Ask, and it will be given to you; seek, and you will find; knock, and it will be opened to you. For everyone who asks receives, and he who seeks finds, and to him who knocks it will be opened. (Matthew 7:7-8)
Many people are familiar with this passage, and much has been written about what it promises. But I would like focus, for a moment, on what it does not say. It says, “Ask, seek and knock,” not, “Ask, sit and wait.” In other words, it is an active process, not a passive one, and our responsibility does not begin and end with asking. There is also seeking and knocking.

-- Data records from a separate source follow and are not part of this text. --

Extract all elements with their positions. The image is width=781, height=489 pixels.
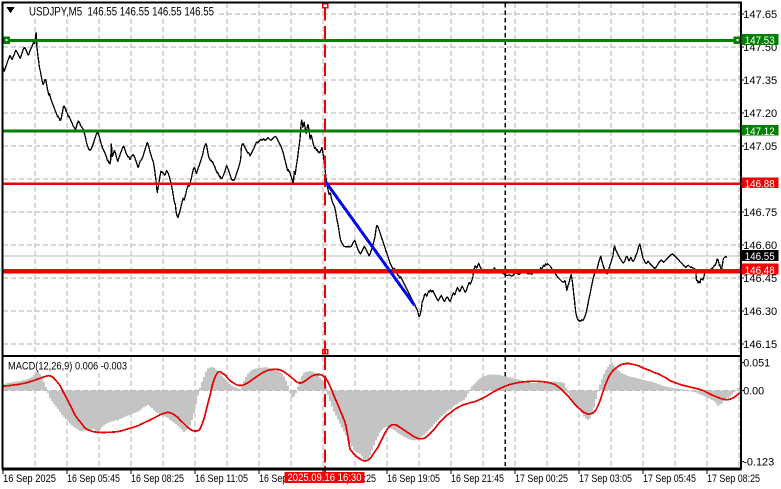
svg-text:147.20: 147.20 [743,108,777,120]
svg-text:16 Sep 08:25: 16 Sep 08:25 [131,473,184,485]
svg-text:147.12: 147.12 [745,126,775,138]
svg-text:146.48: 146.48 [745,265,775,277]
svg-text:17 Sep 03:05: 17 Sep 03:05 [579,473,632,485]
svg-text:2025.09.16 16:30: 2025.09.16 16:30 [288,472,362,484]
svg-text:146.75: 146.75 [743,207,777,219]
svg-text:147.50: 147.50 [743,42,777,54]
svg-text:17 Sep 00:25: 17 Sep 00:25 [515,473,568,485]
svg-text:146.15: 146.15 [743,339,777,351]
svg-text:17 Sep 08:25: 17 Sep 08:25 [707,473,760,485]
svg-text:-0.123: -0.123 [743,456,774,468]
svg-text:147.05: 147.05 [743,141,777,153]
svg-text:MACD(12,26,9) 0.006 -0.003: MACD(12,26,9) 0.006 -0.003 [8,361,127,373]
svg-text:0.00: 0.00 [743,385,764,397]
svg-text:146.45: 146.45 [743,273,777,285]
svg-text:146.55: 146.55 [745,251,775,263]
svg-text:16 Sep 19:05: 16 Sep 19:05 [387,473,440,485]
svg-text:16 Sep 11:05: 16 Sep 11:05 [195,473,248,485]
svg-text:USDJPY,M5 146.55 146.55 146.5: USDJPY,M5 146.55 146.55 146.55 146.55 [29,5,214,19]
svg-text:146.60: 146.60 [743,240,777,252]
svg-text:147.35: 147.35 [743,75,777,87]
svg-text:147.65: 147.65 [743,9,777,21]
svg-text:147.53: 147.53 [745,35,775,47]
svg-text:146.88: 146.88 [745,179,775,191]
svg-text:0.051: 0.051 [743,358,770,370]
svg-text:16 Sep 21:45: 16 Sep 21:45 [451,473,504,485]
svg-text:16 Sep 05:45: 16 Sep 05:45 [67,473,120,485]
svg-text:17 Sep 05:45: 17 Sep 05:45 [643,473,696,485]
svg-text:146.30: 146.30 [743,306,777,318]
svg-text:16 Sep 2025: 16 Sep 2025 [3,473,56,485]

Ask. Asking is not just realizing that you have a need. It requires that you articulate that need, and more especially, what is the solution you desire. And you must take the request to the appropriate source. Many people fail to receive what they need because they do not ask. “You do not have because you do not ask” (James 4:2). Or they ask with the wrong motive. “You ask and do not receive, because you ask amiss, that you may spend it on your pleasures” (James 4:3). Or they do not ask with the appropriate specificity. For example, you may have a lot of money in your bank account, but you cannot simply walk in and say, “I need money” and expect to receive. They will first need to know how much of your money you want to withdraw and then, upon your signature, they will get it for you.
Receive. With asking comes receiving. The promise is that when you ask, whatever you ask will be given to you. But that is not enough. You must also receive it. The Greek word for “receive” here is lambano, and means to take, to lay hold, to procure and make it your own (Thayer’s Greek Definitions). It is not passive, but active. It is the same word we find in Mark 11:24, where Jesus says, “Therefore I say to you, whatever things you ask when you pray, believe that you receive them, and you will have them.” The NASB says, “Believe that you have received them.” We lay hold by actively believing that it has been granted.
Seek. Having asked, and confident that we have received, it is time to actively watch for it, to search diligently for it and actively seek it out. It may call for research, and will certainly require discernment. Many may ask, believe that they have received it, but then miss it when it comes because they do not watch for it or recognize it, so it passes them by. Bummer. When we ask, we must then be certain to watch for it and expect to see it.
Find. When we diligently watch for and seek out the answer, confident that we have already receive it, we will find it. The Greek word for “find” is huerisko and means to come upon, hit upon, meet up with “to find by enquiry, thought, examination, scrutiny, observation, to find out by practice and experience,” to “see, learn, discover, understand” (Thayer’s).
Knock. Many times when we ask and then seek, what we will find is a door, and it will be closed. Do not stop there and go away or you will miss your answer. You must knock. When you do, you will discover that it will be opened for you—God will see to it. Now, you may find some doors, when they are opened up to you, do not hold your answer. In that case, you keep seeking until you find the door that does. That door does exist, and your answer will surely be there.
Some people ask God for things, but do not lay hold of them by faith. Then they sit and wait, and wait, and wait, and wonder why the answer never showed up. But faith not only waits for the answer, it puts on it shoes and diligently searches for the answer, patiently knocking on all the doors it finds until it gets to the right one.